Trotz höherer EEG-Umlage: Strompreis steigt nicht
SWN fangen Mehrbelastung zugunsten Erneuerbarer Energien für Kunden ab – Auch Gas stabil
Mit der EEG-Umlage setzt der Bund Investitionsanreize für den Ausbau der erneuerbaren Energien. Doch im Gegensatz zum Vorjahr fiel die Erhöhung der Umlage in diesem Jahr moderat aus. Für die Kunden bleibt der Strompreis stabil: Die Stadtwerke Neuwied (SWN) werden die Mehrbelastung auffangen. Umso erfreulicher, da auch der Gaspreis zumindest bis Ende März und damit in der Winterheizperiode keine Sprünge macht.

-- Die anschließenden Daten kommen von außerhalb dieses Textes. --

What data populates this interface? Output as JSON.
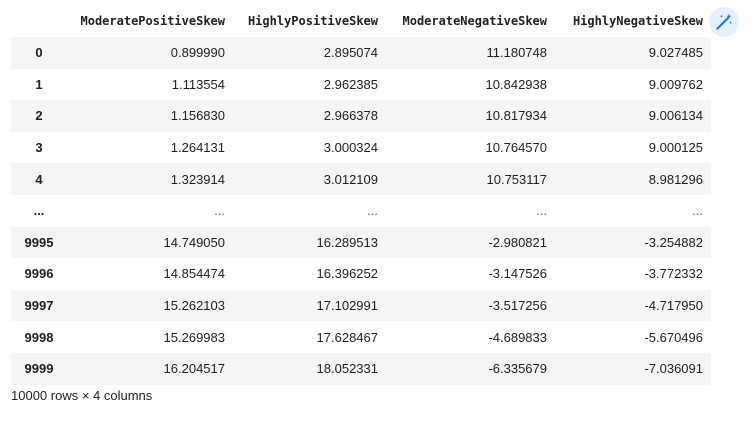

„Die EEG-Umlage müssen wir direkt an die Übertragungsnetzbetreiber abführen“, erklärt SWN-Geschäftsfeldleiterin Andrea Haupt. Zum Jahreswechsel 2010/2011 stieg die Abgabe um 1,47 auf 3,53 Cent pro Kilowattstunde und machte zum zweiten Mal in Folge einen deutlichen Sprung nach oben. „Erfreulich ist, dass die aktuelle Erhöhung nur einen leichten Anstieg auf 3,592 Cent beinhaltet. Das können wir noch abfangen.“
Insgesamt beträgt der Anteil der von den Haushaltskunden zu zahlenden Steuern und Abgaben am Strompreis nach Berechnungen des Bundesverbands der Energie- und Wasserwirtschaft (BDEW) 46 Prozent. Darin enthalten ist auch die EEG-Umlage: Das Gesetz schafft Anreize, indem es Mindestpreise festlegt, die für Strom aus erneuerbaren Energien gezahlt werden. Dirk Hillesheim, Geschäftsführer der SWN, betont: „Die EEG-Umlage wird weder von uns festgelegt noch profitieren wir davon. Vielmehr wird sie direkt an die Betreiber der Übertragungsnetze weitergegeben.“ Am Sinn der EEG-Umlage lässt Hillesheim keinen Zweifel: „Das müssen wir für den Klimaschutz und gerade jetzt für die anstehende Energiewende mittragen.“ Dabei müssten jedoch alle Beteiligten mit Augenmaß vorgehen: „Die Energiewende bekommen wir nicht zum Nulltarif. Ziel muss dabei sein, dass der Verbraucher nicht mehr als nötig belastet wird.“
Als problematisch stufen die SWN die die geplante Erhöhung der sogenannten Paragraph-19-Umlage ein. Die großen Übertragungsnetzbetreiber wollen diese für Letztverbraucher, die weniger als 100.000 Kilowattstunden im Jahr abnehmen, ab dem 1. Januar von 0,161 Cent auf 0,467 Cent je Kilowattstunde verdreifachen. Paragraph 19 der Stromnetzentgeltverordnung regelt unter anderem, dass Großverbraucher ein individuelles Angebot für das Netzentgelt bekommen müssen oder dass sie ab einer gewissen Größenordnung davon befreit werden. „Für den Ausgleich der daraus resultierenden Mindereinnahmen müssten alle übrigen Stromverbraucher in Deutschland aufkommen. Neuwied macht da keine Ausnahme“, sagt Hillesheim. „Die Entlastung industrieller Großabnehmer darf aber nicht allein zur Belastung der kleineren Kunden werden. Wir hoffen, dass die Bundesnetzagentur diese Erhöhung auf den Prüfstand stellt. Das wurde mit zu heißer Nadel gestrickt.“
Grünes Licht sehen die SWN dagegen für die Preisstabilität beim Gaspreis. Frühestens zum April 2012 steht für die Neuwieder eine Änderung an, wie die SWN versichern.